Skin Cancer According to the American Academy of Dermatology, “Skin cancer is the most prevalent of all types of cancers. It is estimated that more than one million Americans develop skin cancer every year.” The sooner preventative measures are taken the better your chances are it won’t spread. Skin cancer is not reserved just for those who spend weeks in tanning salons. In fact, many types of skin cancers develop as a result of cumulative sun exposure. Even those times when you were barely sun burned can be damaging.

Shingles

Shingles is caused by the varicella-zoster virus – the same virus that causes chickenpox. Because viral infections cannot be cured, the virus simply lies dormant after recovery from chickenpox and may or may not reactivate during adulthood as shingles. Shingles is frequently characterized by a large stripe or band of painful blisters around one side of the torso, though it can also show up in patches of varying size on other parts of the body, such as the face or even the scalp.

Spider Veins

Spider Veins are the small, dilated veins found frequently on the thighs, around the knees, on the calves, and around the ankles.

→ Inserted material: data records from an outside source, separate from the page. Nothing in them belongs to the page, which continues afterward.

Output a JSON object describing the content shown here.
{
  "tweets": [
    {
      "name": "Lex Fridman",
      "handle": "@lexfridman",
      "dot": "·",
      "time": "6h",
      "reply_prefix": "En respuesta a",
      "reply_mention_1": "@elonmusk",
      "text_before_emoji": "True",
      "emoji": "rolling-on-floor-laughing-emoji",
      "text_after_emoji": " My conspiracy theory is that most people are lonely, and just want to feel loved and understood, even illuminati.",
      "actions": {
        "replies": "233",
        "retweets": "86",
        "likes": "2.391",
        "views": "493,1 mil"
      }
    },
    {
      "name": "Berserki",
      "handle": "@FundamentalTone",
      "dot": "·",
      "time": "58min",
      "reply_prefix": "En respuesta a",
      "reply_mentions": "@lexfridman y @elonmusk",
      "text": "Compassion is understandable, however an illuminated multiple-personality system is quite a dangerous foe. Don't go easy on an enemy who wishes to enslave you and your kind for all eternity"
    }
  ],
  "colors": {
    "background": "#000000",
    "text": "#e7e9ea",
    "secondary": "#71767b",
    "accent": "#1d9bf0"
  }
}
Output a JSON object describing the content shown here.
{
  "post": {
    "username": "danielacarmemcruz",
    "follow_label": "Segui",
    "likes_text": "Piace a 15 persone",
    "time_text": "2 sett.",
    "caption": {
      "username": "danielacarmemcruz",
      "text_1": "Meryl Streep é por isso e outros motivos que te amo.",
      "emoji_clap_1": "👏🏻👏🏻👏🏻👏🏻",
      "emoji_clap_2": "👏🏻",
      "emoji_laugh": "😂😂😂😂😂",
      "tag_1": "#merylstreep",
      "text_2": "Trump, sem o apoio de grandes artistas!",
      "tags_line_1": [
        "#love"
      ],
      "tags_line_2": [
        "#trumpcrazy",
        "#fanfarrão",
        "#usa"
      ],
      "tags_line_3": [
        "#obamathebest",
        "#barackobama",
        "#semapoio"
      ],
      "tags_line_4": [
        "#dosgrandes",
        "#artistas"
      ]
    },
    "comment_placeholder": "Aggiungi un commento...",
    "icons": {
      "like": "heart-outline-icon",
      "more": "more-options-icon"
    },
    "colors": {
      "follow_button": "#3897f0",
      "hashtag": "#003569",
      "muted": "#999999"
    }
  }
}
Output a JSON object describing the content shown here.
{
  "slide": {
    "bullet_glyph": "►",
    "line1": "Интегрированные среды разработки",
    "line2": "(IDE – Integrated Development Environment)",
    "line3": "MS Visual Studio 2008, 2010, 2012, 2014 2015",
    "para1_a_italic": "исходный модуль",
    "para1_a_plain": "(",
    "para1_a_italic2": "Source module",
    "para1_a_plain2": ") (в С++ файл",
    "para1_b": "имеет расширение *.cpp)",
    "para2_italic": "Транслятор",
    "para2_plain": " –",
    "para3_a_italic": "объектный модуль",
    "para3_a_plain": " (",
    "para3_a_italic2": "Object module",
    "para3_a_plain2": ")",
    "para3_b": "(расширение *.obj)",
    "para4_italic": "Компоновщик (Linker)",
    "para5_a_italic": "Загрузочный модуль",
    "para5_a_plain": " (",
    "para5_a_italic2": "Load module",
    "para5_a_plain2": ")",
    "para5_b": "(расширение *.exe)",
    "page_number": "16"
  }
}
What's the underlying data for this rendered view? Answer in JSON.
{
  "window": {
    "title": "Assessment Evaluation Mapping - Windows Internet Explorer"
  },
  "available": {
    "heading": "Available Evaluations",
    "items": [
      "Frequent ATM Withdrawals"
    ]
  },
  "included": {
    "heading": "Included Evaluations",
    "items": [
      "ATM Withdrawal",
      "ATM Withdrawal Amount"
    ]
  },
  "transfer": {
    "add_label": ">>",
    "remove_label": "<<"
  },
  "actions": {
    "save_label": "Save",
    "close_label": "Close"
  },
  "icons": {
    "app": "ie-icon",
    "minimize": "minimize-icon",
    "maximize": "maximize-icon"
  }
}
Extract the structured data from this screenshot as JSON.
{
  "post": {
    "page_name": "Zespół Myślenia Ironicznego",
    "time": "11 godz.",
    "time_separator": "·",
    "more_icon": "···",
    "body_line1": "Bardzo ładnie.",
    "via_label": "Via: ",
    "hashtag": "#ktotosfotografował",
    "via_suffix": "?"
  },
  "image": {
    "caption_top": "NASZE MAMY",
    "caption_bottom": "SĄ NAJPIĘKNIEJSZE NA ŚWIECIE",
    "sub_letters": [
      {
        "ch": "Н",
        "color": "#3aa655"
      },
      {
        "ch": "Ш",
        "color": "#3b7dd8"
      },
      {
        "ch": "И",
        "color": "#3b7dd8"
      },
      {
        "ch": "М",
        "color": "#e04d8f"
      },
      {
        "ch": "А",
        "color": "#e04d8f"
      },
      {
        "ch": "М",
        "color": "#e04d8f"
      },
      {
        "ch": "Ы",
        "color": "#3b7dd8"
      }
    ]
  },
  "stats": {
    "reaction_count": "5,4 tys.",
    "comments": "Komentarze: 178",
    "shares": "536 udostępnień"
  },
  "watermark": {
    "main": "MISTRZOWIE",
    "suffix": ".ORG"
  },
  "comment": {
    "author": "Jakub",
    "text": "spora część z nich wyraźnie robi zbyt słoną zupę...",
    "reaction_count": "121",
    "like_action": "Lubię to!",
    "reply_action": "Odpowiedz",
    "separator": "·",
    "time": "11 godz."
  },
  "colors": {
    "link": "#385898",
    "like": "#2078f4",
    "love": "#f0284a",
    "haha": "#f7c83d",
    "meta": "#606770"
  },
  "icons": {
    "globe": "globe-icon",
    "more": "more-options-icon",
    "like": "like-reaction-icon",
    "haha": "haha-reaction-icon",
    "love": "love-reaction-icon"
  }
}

Caused by the backup of blood circulation, spider veins are easily visible through the skin of the legs and face because of its close proximity to the skin’s surface, and appear as small, red, purple and blue vessels that resemble jagged tree branches or spider webs.

Sunburn

Sunburn occurs when the skin is exposed to too much sun without the protection of clothing or sunscreen. Sunburn is the result of ultraviolet (UV) radiation from the sun damaging the skin because it cannot produce its defensive pigment, melanin, fast enough to protect itself from the damaging rays. Though it is more frequently seen in persons who have less pigment in their skin, even patients with darker skin tones can get sunburned.

Varicose Veins

Varicose Veins are generally painless black or blue swollen, twisted veins that are visible under the surface of the skin. Occurring mainly in the leg, calf, ankle and foot, varicose veins are caused by faulty valves within the veins due to increased pressure of the lower body from walking or standing upright for extended periods of time.

Wart Removal

Warts are skin growths spread by direct contact with types of human papillomavirus (HPV). The virus infects the outermost layer of the skin, causing skin cells to over grow rapidly. Because HPV can infect only the top layer of skin, it can live on without causing infection. However, once it infects skin cells beneath the surface by entering the body in an area of broken skin, such as cut or scrape, a wart begins to grow.